Para o sociólogo Angelo Soares, professor da Universidade de Quebec, no Canadá, os problemas de assédio moral e de saúde mental são vividos não por conta da fragilidade das pessoas, mas por causa das transformações dos últimos 30 anos nas organizações e na sociedade. Soares é autor de uma pesquisa com diferentes grupos de trabalhadores – engenheiros, técnicos, funcionários de prefeituras, professores, trabalhadores de escritório e estivadores.

O resultado apresenta ingredientes básicos que encorajam e toleram essa violência. A falta de justiça organizacional no ambiente de trabalho, de respeito, reconhecimento, confiança e cooperação, assim como a coesão do grupo e a sobrecarga de trabalho, são as principais variáveis para que aconteça o assédio moral. Resultando em pessoas assediadas que trabalham mais horas sem pausas, ou com intervalos rápidos para cumprir todo o trabalho na jornada, por medo de perder o emprego.

Para ele os métodos de gestão que são colocados hoje, para motivar a competição entre as pessoas, causa individualismo e provoca uma estratégia perdedora. “O que dá uma boa produtividade está relacionado à visão de coletivo. Em vez de fazer com que as pessoas trabalhem juntas, estimula-se a competição, que vai na direção contrária, com o único objetivo de se conseguir mais dinheiro”, afirma.

“A violência no trabalho é um reflexo de uma sociedade doentia que preza muito mais as mercadorias do que as pessoas e que educa crianças e adolescentes a pensar assim desde pequenos”, critica o doutor em Psicologia José Roberto Heloani. Para ele, é necessário mexer com a essência e a forma de organização no trabalho, e descartar o assédio como questão pessoal. “Trocar o assediador não vai resolver nada, isso não mexe com a forma de organização do trabalho. É o perigo que existe de colocar o assédio como uma questão pessoal e individual e negar a essência do problema.”

O problema não está relacionado a uma suposta fragilidade do indivíduo. A médica Margarida Barreto destaca que as estatísticas com índice de depressão sobem cada vez mais no país. “Depois da LER/Dort, quando o corpo gritou, hoje é o assédio moral e a cabeça que gritam.”

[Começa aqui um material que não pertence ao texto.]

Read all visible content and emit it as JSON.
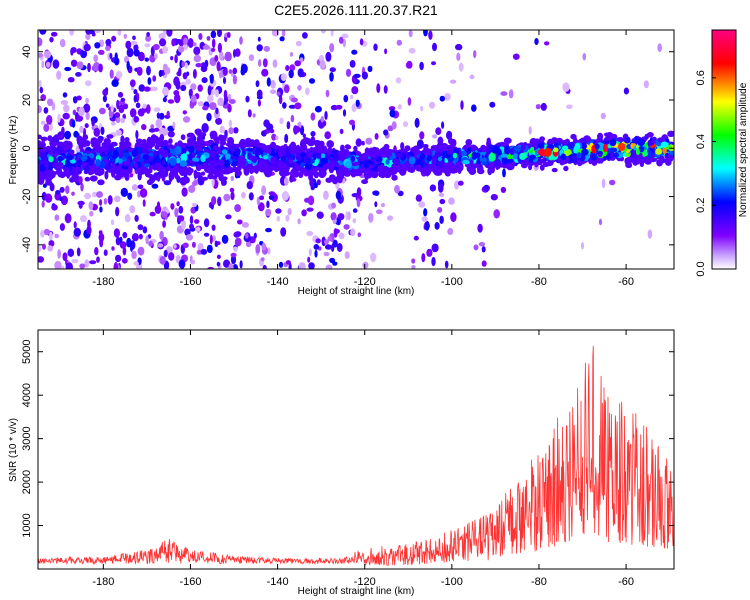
{
  "title": "C2E5.2026.111.20.37.R21",
  "chart_data": [
    {
      "type": "heatmap",
      "xlabel": "Height of straight line (km)",
      "ylabel": "Frequency (Hz)",
      "xlim": [
        -195,
        -49
      ],
      "ylim": [
        -50,
        49
      ],
      "xticks": [
        -180,
        -160,
        -140,
        -120,
        -100,
        -80,
        -60
      ],
      "yticks": [
        -40,
        -20,
        0,
        20,
        40
      ],
      "grid": false,
      "colorbar": {
        "label": "Normalized spectral amplitude",
        "range": [
          0,
          0.75
        ],
        "ticks": [
          0.0,
          0.2,
          0.4,
          0.6
        ],
        "colormap": [
          "#ffffff",
          "#8000ff",
          "#0000ff",
          "#00ffff",
          "#00ff00",
          "#ffff00",
          "#ff0000",
          "#ff0080"
        ]
      },
      "band": {
        "description_points": [
          [
            -195,
            -5
          ],
          [
            -170,
            -4
          ],
          [
            -150,
            -3
          ],
          [
            -120,
            -6
          ],
          [
            -100,
            -4
          ],
          [
            -80,
            -2
          ],
          [
            -60,
            0
          ],
          [
            -50,
            0
          ]
        ],
        "peak_amplitude": 0.72
      }
    },
    {
      "type": "line",
      "xlabel": "Height of straight line (km)",
      "ylabel": "SNR (10 * v/v)",
      "xlim": [
        -195,
        -49
      ],
      "ylim": [
        0,
        5500
      ],
      "xticks": [
        -180,
        -160,
        -140,
        -120,
        -100,
        -80,
        -60
      ],
      "yticks": [
        1000,
        2000,
        3000,
        4000,
        5000
      ],
      "grid": false,
      "color": "#ff3333",
      "envelope": {
        "x": [
          -195,
          -180,
          -170,
          -165,
          -160,
          -150,
          -140,
          -125,
          -120,
          -110,
          -100,
          -90,
          -85,
          -80,
          -75,
          -70,
          -67,
          -65,
          -60,
          -55,
          -52,
          -50
        ],
        "y": [
          250,
          300,
          450,
          700,
          450,
          300,
          250,
          250,
          500,
          600,
          900,
          1400,
          2200,
          2800,
          3600,
          4600,
          5300,
          4200,
          3800,
          3400,
          3000,
          2400
        ]
      }
    }
  ]
}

Não há lei para combater o assédio moral no Brasil. Segundo dados do Ministério do Trabalho e Emprego, das denúncias recebidas em 2012, 87% eram de assédio moral. Empresas de telemarketing, comércio (grandes redes de supermercados) e setores de serviços e limpeza, ocupam os três primeiros lugares no ranking de empresas denunciadas.

A auditora fiscal Luciana Veloso Baruki, mestre em direito político e econômico do trabalho, afirma que ainda são poucos os auditores especializados no assunto, na SRTE/SP. “O número de denúncias aumenta a cada dia, mas ainda são poucas as pessoas atuando na área, que geralmente são movidas por um interesse pessoal.”

Luciana destaca casos de assédio como uma forma “estratégica” do modelo, quando a perseguição é conveniente, com o objetivo de desestruturar o trabalhador e fazer com que ele peça demissão, muitas vezes deixando-o de lado de suas atividades, colocando-o na “geladeira”. “Essa é a pior forma de humilhação. Já tentei resolver problemas de assédio moral em que pessoas estavam nessas circunstancias e algumas vezes o resultado é o pagamento de uma multa por danos morais, de valor irrisório, que não paga o prejuízo e a marca que a pessoa ganha para sempre”, disse.

“Combater o problema é difícil, ainda mais se pensarmos num empresariado avesso a lucros de longo prazo. Mas é um compromisso que devemos ter com o trabalhador, com a sociedade. Pensar num mundo de trabalho justo, pessoas vistas como pessoas e não como produto”, afirma Heloani.

“Esse é um estudo relativamente novo, essas palestras servem de guia para nossas ações, afinal vivemos em uma democracia onde ninguém pode assediar ninguém, ninguém pode impedir a carreira de uma pessoa dessa maneira”, disse o superintendente regional do Trabalho e Emprego em São Paulo, Luiz Antônio de Medeiros.